I put the newspaper on the desk, sat down with the cup of tea and started to read the news.  Another UN military action was poised to go somewhere to protect human rights and lives.  The room is stuffy.

 

The President said that US personnel would be noncombatants, just inspectors.  Yet the next paragraph said that US might use Cruise Missiles if military action was necessary.  Damn! The room felt stuffy.

 

I decided to open the curtain to let in some of the evening light.  My mood changed immediately.  As I looked out across the back parking lot of the motel, I saw something appealing.  There, on top of a groomed grassy hill, even with my third floor window, are two picnic tables behind a row of widely spaced long needle pines.

 

I enjoy writing in my journal while outdoors.  I abandoned the newspaper and the stuffy room.  With my cup of tea and my journal, I walked outside and up the hill to the unoccupied picnic tables.  I sat facing the motel because the other way looked through a thin barrier of mixed trees buffering an interstate highway with its roar of tires racing past.  The trees were thick enough to hide the cars and trucks, but it also hid the sky in that direction.  I chose to face down the hill and across the parking lot with my motel filling most of the view.

 

The sun was setting somewhere to my left and behind that barrier of trees, but some of the pinkness in the blue sky glowed above the motel.  The view of that pleasant color was through the long needle pines’ clusters of skinny fingers looking something like bursts of Independence Day fireworks.  They were black in silhouette and are static.  They did not fade out within a second like fireworks.  They had quite an attraction for my eyes.  My mind wished to look at each cluster against the now darkening gray sky.  One looked like a powder puff, the one next to it like a Koosh.

 

Suddenly, I realized that I was hearing the crickets and tree frogs chirping, and occasionally a birdcall.

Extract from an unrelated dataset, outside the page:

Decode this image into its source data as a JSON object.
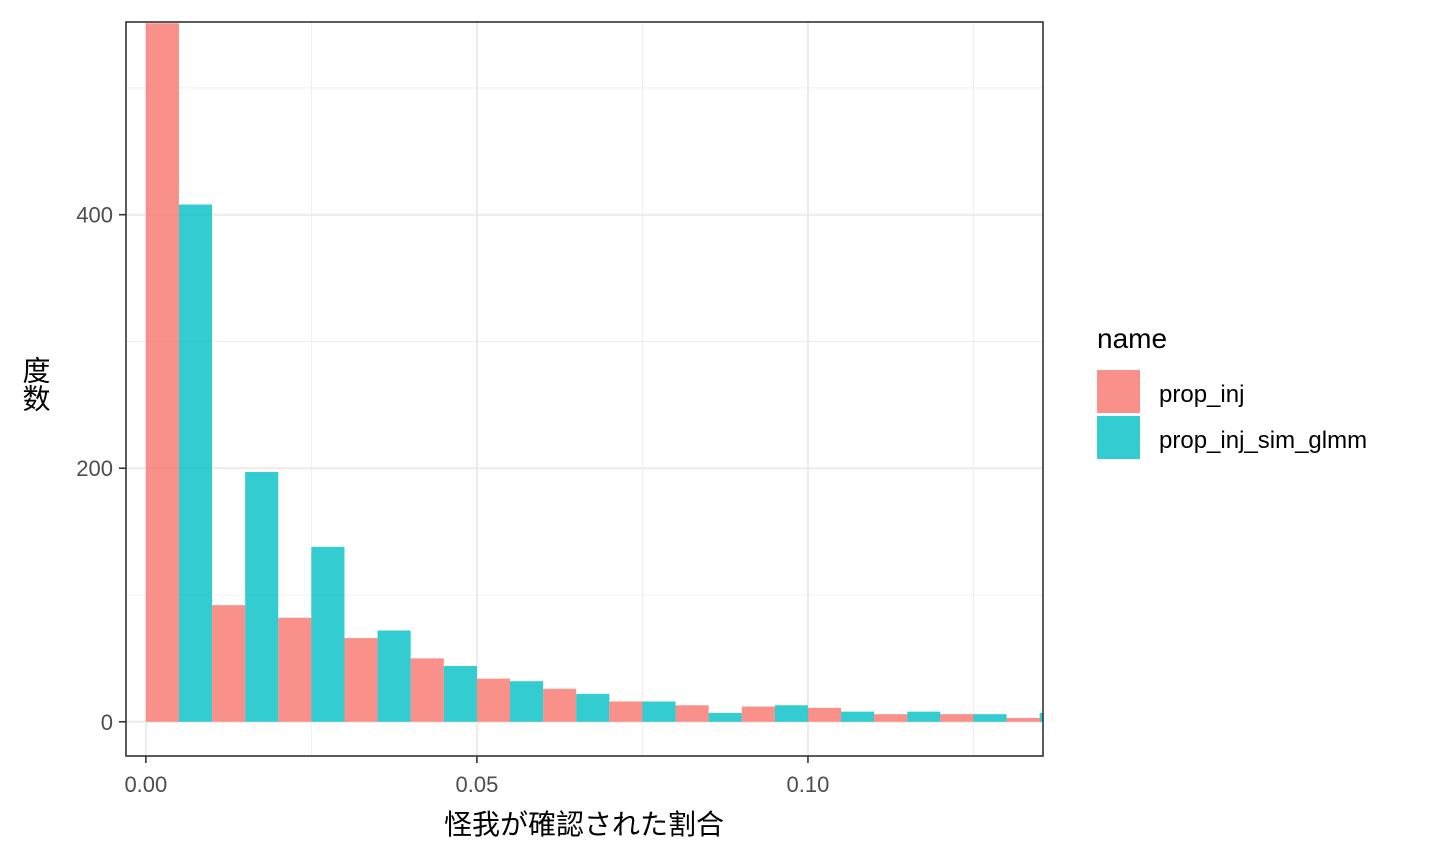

Those sounds were not there when I first came up here.  I concentrated on their symphony and became unaware of the highway behind me.

 

On the Motel wall, I noticed the solo window for each of sixteen rooms on each of the three floors.  One blazed brightly with its curtain back while the others hid behind room darkening curtains.  I wondered what fool forgot to protect his privacy and left his window exposed like that.

 

A cat was suddenly there, to my right, statue-still as it discovered something very out of place during its routine twilight traverse of its hunting territory.  The cat had seen me.  It never before saw anyone at these tables.  The cat moved silently, swinging wide around me and disappeared.

 

The parking lot lights came on and glowed much brighter than the skylight.  I began to have trouble seeing what I was writing.  I wished for a light over the picnic table, so I could continue to write.  Again, I noticed that room with the bright light -- perhaps I should go there.

 

I returned to my room and closed the curtain for privacy.  Damn!  That room was stuffy.